Japanese is said by many to be one of the hardest languages to learn, consisting of two alphabets and thousands of kanji characters. It literally takes years to study, with most adults not even able to read certain unrecognizable characters. But now, thanks to an amazing new app by Google, any written Japanese words in front of you can be translated into English, just by placing your phone over the puzzling characters.

On January 26th, Google launched the long-awaited translation app Word Lens in Japanese, instantly making it easier for anyone to read and understand the notoriously difficult language. With Tokyo hosting the 2020 Olympic Games, Japan is preparing to make Japan as tourist-friendly as possible, and this app is just one of the ways.
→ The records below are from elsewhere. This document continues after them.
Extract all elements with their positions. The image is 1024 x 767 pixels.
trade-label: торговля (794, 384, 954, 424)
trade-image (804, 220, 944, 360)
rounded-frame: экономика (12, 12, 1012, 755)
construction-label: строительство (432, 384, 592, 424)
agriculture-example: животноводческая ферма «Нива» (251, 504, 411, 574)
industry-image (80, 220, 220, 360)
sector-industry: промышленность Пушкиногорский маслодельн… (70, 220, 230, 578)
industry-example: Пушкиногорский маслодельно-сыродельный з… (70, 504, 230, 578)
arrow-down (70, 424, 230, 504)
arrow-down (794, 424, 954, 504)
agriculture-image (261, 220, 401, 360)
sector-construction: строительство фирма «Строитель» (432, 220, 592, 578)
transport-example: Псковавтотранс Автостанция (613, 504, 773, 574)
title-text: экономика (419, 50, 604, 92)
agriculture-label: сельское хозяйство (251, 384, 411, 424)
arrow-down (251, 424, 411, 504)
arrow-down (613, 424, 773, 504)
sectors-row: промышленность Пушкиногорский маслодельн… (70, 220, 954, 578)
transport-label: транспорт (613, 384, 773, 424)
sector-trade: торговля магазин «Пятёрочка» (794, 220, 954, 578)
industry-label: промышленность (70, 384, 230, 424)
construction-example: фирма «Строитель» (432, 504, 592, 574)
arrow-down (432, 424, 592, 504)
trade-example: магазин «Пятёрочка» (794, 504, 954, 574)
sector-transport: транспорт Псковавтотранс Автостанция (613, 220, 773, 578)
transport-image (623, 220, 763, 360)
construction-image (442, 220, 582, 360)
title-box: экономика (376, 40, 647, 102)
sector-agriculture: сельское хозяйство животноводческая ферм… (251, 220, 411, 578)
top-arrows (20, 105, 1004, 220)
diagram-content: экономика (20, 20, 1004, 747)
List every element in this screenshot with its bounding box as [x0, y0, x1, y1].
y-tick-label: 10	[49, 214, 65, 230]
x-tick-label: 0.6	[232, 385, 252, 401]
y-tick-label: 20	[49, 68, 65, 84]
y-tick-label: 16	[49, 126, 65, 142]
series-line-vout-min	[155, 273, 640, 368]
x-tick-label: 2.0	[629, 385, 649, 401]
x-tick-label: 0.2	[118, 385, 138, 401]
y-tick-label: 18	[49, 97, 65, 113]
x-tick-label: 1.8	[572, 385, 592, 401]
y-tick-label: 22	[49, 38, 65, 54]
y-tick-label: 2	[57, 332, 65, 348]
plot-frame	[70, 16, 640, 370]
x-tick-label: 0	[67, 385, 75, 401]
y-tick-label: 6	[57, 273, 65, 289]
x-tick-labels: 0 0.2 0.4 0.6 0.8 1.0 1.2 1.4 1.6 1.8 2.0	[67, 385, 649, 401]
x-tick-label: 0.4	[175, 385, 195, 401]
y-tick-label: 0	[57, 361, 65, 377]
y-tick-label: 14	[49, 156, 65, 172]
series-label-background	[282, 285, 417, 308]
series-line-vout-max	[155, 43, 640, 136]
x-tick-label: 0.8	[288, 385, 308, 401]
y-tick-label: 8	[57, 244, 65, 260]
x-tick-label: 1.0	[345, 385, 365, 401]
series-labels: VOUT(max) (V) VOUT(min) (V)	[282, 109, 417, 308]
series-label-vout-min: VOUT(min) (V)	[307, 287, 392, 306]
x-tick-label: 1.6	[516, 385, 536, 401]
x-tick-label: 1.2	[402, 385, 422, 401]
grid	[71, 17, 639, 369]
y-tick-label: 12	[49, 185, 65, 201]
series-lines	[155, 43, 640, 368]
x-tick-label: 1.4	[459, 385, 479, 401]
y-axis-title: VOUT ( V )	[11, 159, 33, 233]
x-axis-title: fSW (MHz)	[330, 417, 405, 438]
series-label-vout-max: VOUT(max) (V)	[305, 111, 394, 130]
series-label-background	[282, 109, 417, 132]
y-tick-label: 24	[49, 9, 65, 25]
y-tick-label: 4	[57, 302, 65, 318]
The language barrier is always a concern for anyone visiting Japan for the first time, even though English translations are often included under Japanese characters on street signs, menus, etc., especially in major metropolitan areas. However, Japan is still Japan, and sometimes, there's just no English to be seen anywhere.

With Word Lens, you will never have a problem reading anything in Japan anymore, as the miracle app will translate everything right before your very eyes. Just position the phone at whatever Japanese you need to read, as if you were taking a photo, and your phone will tell you what it says, in English. And of course, the app will do the exact opposite, able to translate English words into Japanese, which is a godsend for Japanese tourists traveling overseas. The best thing is, no internet connection is necessary.

Despite the app being made available to the public, there are still some imperfections. The app isn't perfect, and will start acting goofy if it's made to translate complex writing, but it's basically for tourists that need to read menus, street signs, etc. It's definitely worth it if you're thinking of traveling to Japan and can't speak the language. Or you can just wing it, which is always fun when you're visiting a distant and foreign land. 

Technology is now advancing at such a rapid pace, the day language barriers completely disappear is probably not that far away.